Is it possible to assign a constant using the @tensor macro?

Example:

C=zeros(3,3,3)
@tensor begin
    C[i,i,i] = 6
end

[Jutho]

No that is not supported. TensorOperations is rather restricted. It was motivated by physics applications and only handles expressions which can be thought of as being basis independent. I guess alternatives like Tullio.jl are more flexible and probably more useful for general data science / ML applications.

[AuroraDysis]

I would like to share some insights on this issue.

In my field, specifically in the areas of strong gravity and numerical relativity, constants play a role. To illustrate, consider the following example equation used in numerical relativity:

$\left(\partial_t-\beta^l \partial_l\right) \psi=-\frac{(N-2) \psi}{2 N}\left(\alpha K-\partial_k \beta^k\right),$

Regrettably, I have found that Tullio.jl and other similar alternatives are not suitable for physics applications. The main reason is their non-standard implementation of einsum, as discussed in this thread: ahwillia/Einsum.jl#39.

[Jutho]

I am not sure I understand how the example equation is related to this question. In any case, for your question, can't you just do fill!(C, 6) before entering the @tensor macro block?

[AuroraDysis]

I apologize for any confusion. I used a random equation from a book to avoid presenting overly complex ones. My intention was to highlight the importance of scalar fields in physics, as they appear everywhere in my field. I would greatly appreciate it if TensorOperations.jl could support constants (scalar fields) in the expression.

[lkdvos]

You could maybe have a look at FillArrays.jl https://github.com/JuliaArrays/FillArrays.jl which could do exactly what you need, with minimal performance penalties

[feanor12]

I am not sure I understand how the example equation is related to this question. In any case, for your question, can't you just do fill!(C, 6) before entering the @tensor macro block?
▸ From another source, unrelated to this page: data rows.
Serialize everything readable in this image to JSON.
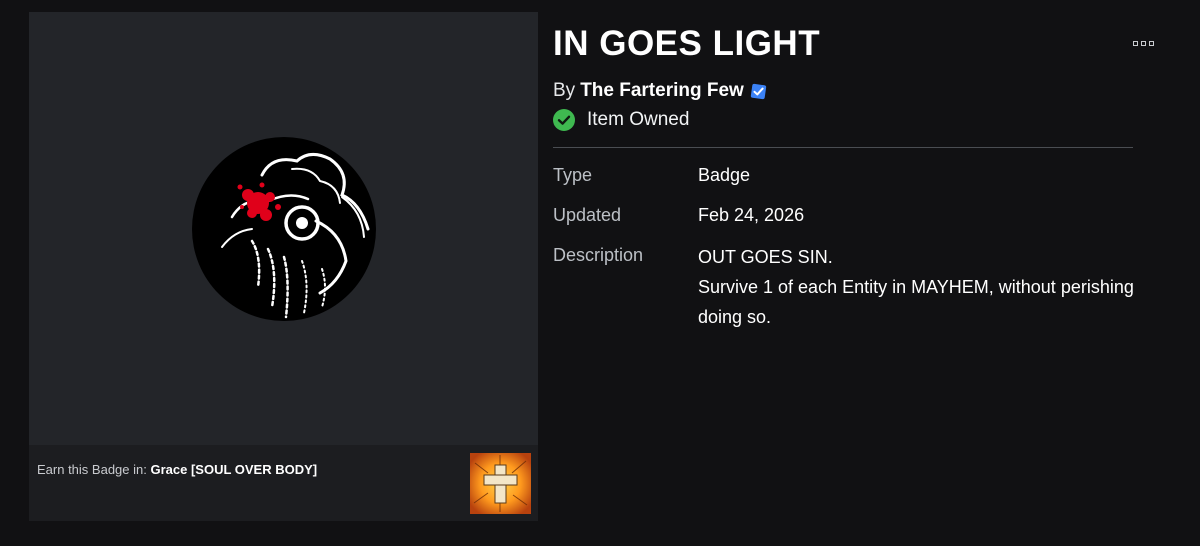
{
  "item": {
    "title": "IN GOES LIGHT",
    "by_label": "By",
    "creator": "The Fartering Few",
    "owned_label": "Item Owned"
  },
  "details": {
    "type_label": "Type",
    "type_value": "Badge",
    "updated_label": "Updated",
    "updated_value": "Feb 24, 2026",
    "description_label": "Description",
    "description_lines": [
      "OUT GOES SIN.",
      "Survive 1 of each Entity in MAYHEM, without perishing",
      "doing so."
    ]
  },
  "earn": {
    "prefix": "Earn this Badge in:",
    "game_name": "Grace [SOUL OVER BODY]"
  },
  "icons": {
    "verified": "verified-badge-icon",
    "owned": "check-circle-icon",
    "more": "more-options-icon"
  },
  "colors": {
    "background": "#111113",
    "panel": "#232529",
    "verified_blue": "#3b82f6",
    "owned_green": "#3fb950"
  }
}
This fills all 27 elements with 6, which is not what I wanted to achieve.

[AuroraDysis]

You could maybe have a look at FillArrays.jl https://github.com/JuliaArrays/FillArrays.jl which could do exactly what you need, with minimal performance penalties

It's a possible method, but it also requires simplifying the equation to factor out the constant (scalar field) part, which is inconvenient when dealing with a large number of equations. In relativity, the equations are typically very complex. I want to emphasize that a scalar field is a zeroth-order tensor field. There's no reason for me to exclude it from tensor operations.

[Jutho]

Oh yes, I misread / was too quick. Is there any reason not to simply write the loop?

for i = 1:n
 C[i,i,i] = 6
end

It doesn't really fit into TensorOperations to handle anything with an index appearing more than two times.

TensorOperations.jl should be well suited for anything that adheres strictly to Einstein's summation convention and that thus represents a basis-independent expression. Scalar fields are fine, either as rank-zero array or as constant, e.g. @tensor S[] := ginv[i,j] * R[c,j,c,i] is a perfectly fine expression to compute the scalar curvature from the Riemann curvature and the inverse metric. I guess I still don't see what C[i,i,i] has to do with scalar fields?

[feanor12]

Is it possible to write this using Kronecker deltas?
$C_{ijk}=6 \delta_{ij} \delta_{jk}$
or
$C_{ijkl} = \lambda \delta_{ij} \delta_{kl} + \mu (\delta_{ik} \delta_{jl} + \delta_{jl}\delta_{kj})$

This could be useful for describing some "symmetric" tensors.

Here is a 2D Example, but this can get up to 4D in mechanics.
$C_{ij}=6 \delta_{ij} + 2 \delta_{j+i,1}$

# does not work
using TensorOperations
struct δ end

import Base.getindex
Base.getindex(::Type{δ},inds...) = allequal(inds)

C = zeros(2,2)
@tensor begin
   C[i,j] = 6*δ[i,j]+2*δ[i+j,1]
end